Recent news headlines claimed that the number of Covid-19 cases in India might rise to 13 lakh by May if no interventions are put in place to slow its spread. Where do these estimates come from?
The novel coronavirus has brought into focus the work of a previously little-known community of researchers – epidemiologists. They are, in a sense, disease detectives who ask questions like: Who is sick? When and where did they get sick? What are the symptoms?
Epidemiologists look for the causes of diseases, both infectious and non-communicable; work out where the outbreak started; and identify people at risk by tracking details of those affected – like the patient’s age, for instance. Such estimates have allowed us to understand, for instance, that Covid-19 likely originated in a market in the Chinese city of Wuhan and those with existing health conditions like diabetes are at greater risk.
Epidemiologists also make recommendations on how to intervene or control the spread of a disease. An example of an intervention that stems from epidemiologists’ data is lockdown, which can slow down the spread of a virus.
Ever since the coronavirus pandemic broke out, we are being bombarded with numbers and data has become a part of mainstream discussions. Numbers are crucial for the simple reason that if we can’t measure, we can’t manage.
At a basic level, epidemiological data does three things. First, it describes the disease and affected populations. Where do these people live? What age group or gender was more affected? This allows them to undertake the second step – predict whether the outbreak will affect other populations with similar demographics. Third, epidemiologists identify causal relationships – for example, smoking can cause lung cancer.
Why data is key
What distinguishes epidemiologists from other researchers is that they look at how social, political, and environmental factors interact to affect disease risk. Policymakers and governments rely on such information, generated through a method known as modelling, while taking decisions.
For instance, projections by a team at Imperial College London stated that if no interventions were implemented in the United States, Covid-19 could kill 2.2 million. This estimate came from a mathematical model based on available data and certain assumptions. These models change constantly as new data becomes available.
Even when the immediacy of a public health crisis subsides, public health data is vital for any country. For example, ongoing research in India shows that health needs in some areas are shifting from infectious diseases like tuberculosis to chronic conditions like cardiovascular disease and diabetes.
Since the symptoms of cardiovascular disease appear long before they manifest into disease, having this data allows epidemiologists to ask questions like: What are the most common symptoms shown by at-risk people? Do they smoke? Which specific gender or socioeconomic group is most at risk? Where do they live? What is their diet?
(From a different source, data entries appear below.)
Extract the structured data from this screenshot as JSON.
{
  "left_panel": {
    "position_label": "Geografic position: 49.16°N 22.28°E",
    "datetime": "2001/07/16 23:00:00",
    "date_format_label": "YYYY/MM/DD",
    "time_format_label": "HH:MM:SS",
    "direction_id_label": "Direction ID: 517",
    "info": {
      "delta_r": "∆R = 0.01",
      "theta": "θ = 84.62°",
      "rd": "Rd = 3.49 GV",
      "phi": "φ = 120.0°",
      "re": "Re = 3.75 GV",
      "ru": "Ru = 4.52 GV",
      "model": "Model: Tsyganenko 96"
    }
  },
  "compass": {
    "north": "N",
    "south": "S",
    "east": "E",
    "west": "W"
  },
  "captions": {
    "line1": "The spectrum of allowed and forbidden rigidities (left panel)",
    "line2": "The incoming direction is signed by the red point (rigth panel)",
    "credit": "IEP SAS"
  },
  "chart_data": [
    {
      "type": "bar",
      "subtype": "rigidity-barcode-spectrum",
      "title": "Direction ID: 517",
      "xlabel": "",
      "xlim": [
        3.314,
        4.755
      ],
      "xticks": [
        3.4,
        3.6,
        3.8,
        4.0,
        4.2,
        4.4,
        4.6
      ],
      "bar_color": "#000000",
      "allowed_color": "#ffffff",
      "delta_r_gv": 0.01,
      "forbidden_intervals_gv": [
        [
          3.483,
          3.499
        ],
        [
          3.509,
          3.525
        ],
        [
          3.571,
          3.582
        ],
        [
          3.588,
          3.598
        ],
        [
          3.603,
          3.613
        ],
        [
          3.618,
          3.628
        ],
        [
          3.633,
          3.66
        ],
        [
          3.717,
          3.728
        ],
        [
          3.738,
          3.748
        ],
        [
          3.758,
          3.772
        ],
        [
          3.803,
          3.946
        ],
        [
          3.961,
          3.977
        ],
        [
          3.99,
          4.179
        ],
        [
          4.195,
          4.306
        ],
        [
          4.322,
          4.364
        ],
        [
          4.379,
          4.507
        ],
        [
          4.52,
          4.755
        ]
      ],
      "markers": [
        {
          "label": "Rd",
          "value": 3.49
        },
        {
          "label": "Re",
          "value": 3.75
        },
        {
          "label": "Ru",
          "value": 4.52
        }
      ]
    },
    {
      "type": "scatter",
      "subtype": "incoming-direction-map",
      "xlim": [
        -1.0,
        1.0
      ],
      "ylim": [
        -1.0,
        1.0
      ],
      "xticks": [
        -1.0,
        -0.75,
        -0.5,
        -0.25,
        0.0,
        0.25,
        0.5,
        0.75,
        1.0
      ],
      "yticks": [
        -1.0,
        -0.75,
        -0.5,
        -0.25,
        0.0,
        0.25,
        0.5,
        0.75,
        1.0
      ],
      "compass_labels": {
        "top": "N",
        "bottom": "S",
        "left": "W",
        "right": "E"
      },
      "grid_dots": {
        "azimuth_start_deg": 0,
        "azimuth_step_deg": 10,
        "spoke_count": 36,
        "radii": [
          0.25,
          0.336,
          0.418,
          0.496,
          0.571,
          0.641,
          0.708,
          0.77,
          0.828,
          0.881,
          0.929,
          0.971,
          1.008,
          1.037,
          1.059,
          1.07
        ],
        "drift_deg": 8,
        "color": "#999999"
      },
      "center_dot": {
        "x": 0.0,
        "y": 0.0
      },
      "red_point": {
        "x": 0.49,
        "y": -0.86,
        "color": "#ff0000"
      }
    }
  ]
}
These questions can be answered and addressed with data and helps policymakers prioritise the allocation of funding and policy development.
Building a robust system
A major takeaway from the coronavirus pandemic is that investment in India’s health system must happen now. If we have robust public health data, epidemiologists can understand the underlying causes and contribute to disease prevention.
In the coming years, India needs to invest in standardised and well-organised systems to collect public health data at both, the national and state levels, given the country’s diverse settings and populations. For example, Uttar Pradesh has different health needs from Kerala, owing to a number of factors such as air pollution in winter and education levels.
However, we need national data too. A centralised repository of key diseases and risk factors, collected over a long period of time, will allow India to understand and ameliorate its overall disease burden.
Another key bit of data majorly lacking in India is cause of death. In the 2016 Global Burden of Disease Study, which focussed on India, researchers found that out of the total deaths in India in 2016, two-thirds were premature and only one-third was due to disability. But unfortunately, we have little data on what is causing these premature deaths, and so we take no action to prevent them.
Importantly, data is also essential for reducing India’s widespread health inequities. One of the biggest public health successes of the last decade was identification of diarrhoea as a major contributor to infant mortality in India, and disproportionately affected the poorest. Once we knew this, we knew how to intervene – oral rehydration solutions saved millions. Improved data is vital to protect population health in India.
This is not impossible – we have successfully done this with polio in the past. A disease that was once firmly entrenched in India has been eradicated. This happened when the government took ownership of the initiative at the central, state, and district levels. It set up disease surveillance systems that surpassed international standards and collected good quality data. This means that when motivated enough, the government can fine-tune its strategy to reach high-risk groups and marginalised communities.
In short, epidemiological data is not only critical during a pandemic but essential to minimise the larger healthcare issues this country faces. Developing this centralised and state repository of health records will be a monumental task, but there are no shortcuts. Having a suitable public health data system in place can considerably reduce the number of people that become patients. It will also be the cornerstone in reducing the impact of the next inevitable pandemic.
Tishya Venkatraman is a PhD candidate at Imperial College London’s Department of Primary Care and Public Health.